Direktur Utama PT Bukit Asam Tbk (PTBA) Arviyan Arifin mengatakan PTBA tertarik untuk masuk ke proyek EBT melalui pembangunan PLTS karena besarnya potensi energi surya yakni sekitar 207,8 giga watt (GW) dari total potensi EBT yang mencapai 417,8 GW.

Arviyan menyebut bahwa PTBA memiliki lahan bekas tambang yang besar dan bisa digunakan untuk pembangunan proyek PLTS. Dia menyebut, PTBA memiliki lahan bekas tambang bisa sampai 100.000 hektar (Ha), di Ombilin, Sumatera Barat sekitar 1.000 Ha dan Tanjung Enim, Sumatera Selatan sekitar 95.000 Ha.

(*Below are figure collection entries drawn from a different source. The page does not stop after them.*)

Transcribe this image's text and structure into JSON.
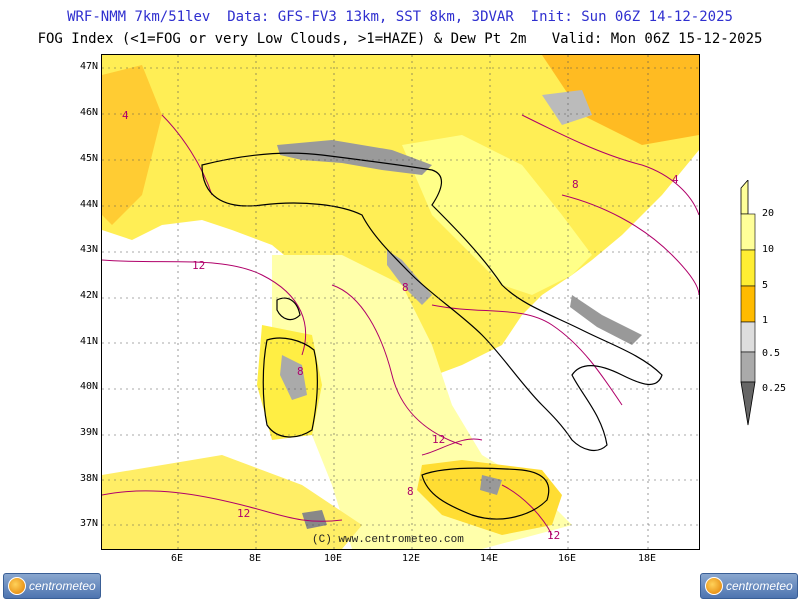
{
  "header": {
    "line1": "WRF-NMM 7km/51lev  Data: GFS-FV3 13km, SST 8km, 3DVAR  Init: Sun 06Z 14-12-2025",
    "line2": "FOG Index (<1=FOG or very Low Clouds, >1=HAZE) & Dew Pt 2m   Valid: Mon 06Z 15-12-2025"
  },
  "axes": {
    "lat_labels": [
      "47N",
      "46N",
      "45N",
      "44N",
      "43N",
      "42N",
      "41N",
      "40N",
      "39N",
      "38N",
      "37N"
    ],
    "lon_labels": [
      "6E",
      "8E",
      "10E",
      "12E",
      "14E",
      "16E",
      "18E"
    ]
  },
  "scale": {
    "labels": [
      "20",
      "10",
      "5",
      "1",
      "0.5",
      "0.25"
    ],
    "colors": [
      "#ffff99",
      "#ffee33",
      "#ffbb00",
      "#dddddd",
      "#aaaaaa",
      "#777777"
    ]
  },
  "colors": {
    "sea": "#ffffff",
    "land_haze": "#ffee55",
    "fog": "#9a9a9a",
    "dewpt_contour": "#b0006a",
    "coast": "#000000"
  },
  "map_text": {
    "copyright": "(C) www.centrometeo.com",
    "contour_labels": [
      "12",
      "12",
      "8",
      "4",
      "8",
      "12",
      "8",
      "4",
      "12",
      "8"
    ]
  },
  "logos": {
    "left": "centrometeo",
    "right": "centrometeo"
  }
}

“PTBA punya lahan yang luas bekas tambang. Kita sudah siapkan kembangkan pembangkitnya. Di Ombilin kita punya 2.000 Ha. Katakanlah kita operasikan 1.000 Ha (untuk PLTS), maka ada potensi 1.000 MW (listrik). Di Tanjung Enim area pasca tambang 95.000 Ha, kalau kita bisa pakai 5.000 Ha sudah 5.000 MW,” jelasnya dalam acara “Tempo Energy Day 2020: Potret Energi Indonesia, Rabu (21/10/2020).

Selain di lahan bekas tambang, PTBA juga akan melakukan kerja sama dengan Jasa Marga untuk mengembangkan PLTS di jalan tol. Pemanfaatan jalan tol untuk PLTS menurutnya sudah banyak dimanfaatkan negara-negara Eropa.

“Kerja sama dengan Jasa Marga, manfaatkan area bangun panel surya. Sejalan dengan visi PTBA, tidak mau tergantung batu bara untuk jamin bisnis ke depan,” paparnya.

Selain itu, tenaga surya juga akan dikembangkan di bandara. PTBA akan menggandeng PT Angkasa Pura II untuk membangun PLTS skala kecil di Bandara Internasional Soekarno-Hatta, Cengkareng. Selain itu, pihaknya juga sedang menjajaki kerja sama dengan bandara lainnya.

“Kita mulai di Angkasa Pura, PLTS skala kecil di airport Cengkareng, sudah laksanakan dan resmikan tenaga surya. PTBA jajaki dengan airport lain,” tuturnya.

Selain proyek PLTS, pihaknya juga tengah mengkaji proyek gasifikasi batu bara menjadi DME. Melalui hilirisasi, menurutnya nilai tambah batu bara bisa lima kali lebih tinggi.

“Nah yang harus kita lakukan sekarang adalah hilirisasi batu bara harus jalan. Tadinya, hanya PLTU buat nilai tambah. Di China dan negara maju lainnya, nilai tambah dengan mengolah menjadi DME,” tuturnya.

Proyek DME ini berguna untuk mengurangi ketergantungan Indonesia dari impor LPG. Terkait gasifikasi batu bara ini, PTBA bekerja sama dengan Air Products, perusahaan asal Amerika Serikat, dan PT Pertamina (Persero).

Perjanjian kerja sama sudah diteken pada 2019, kemudian pada 2020 dilanjutkan dengan tahap rancangan engineering lebih detail untuk persiapan pembangunan pabrik Coal to Chemicals (DME), termasuk mempersiapkan hal terkait pra-konstruksi pembangunan pabrik.

Pabrik ini ditargetkan mulai berproduksi komersial pada 2025 dengan konsumsi batu bara sekitar 6 juta ton per tahun selama minimal 20 tahun, untuk menghasilkan 1,4 juta ton DME per tahunnya.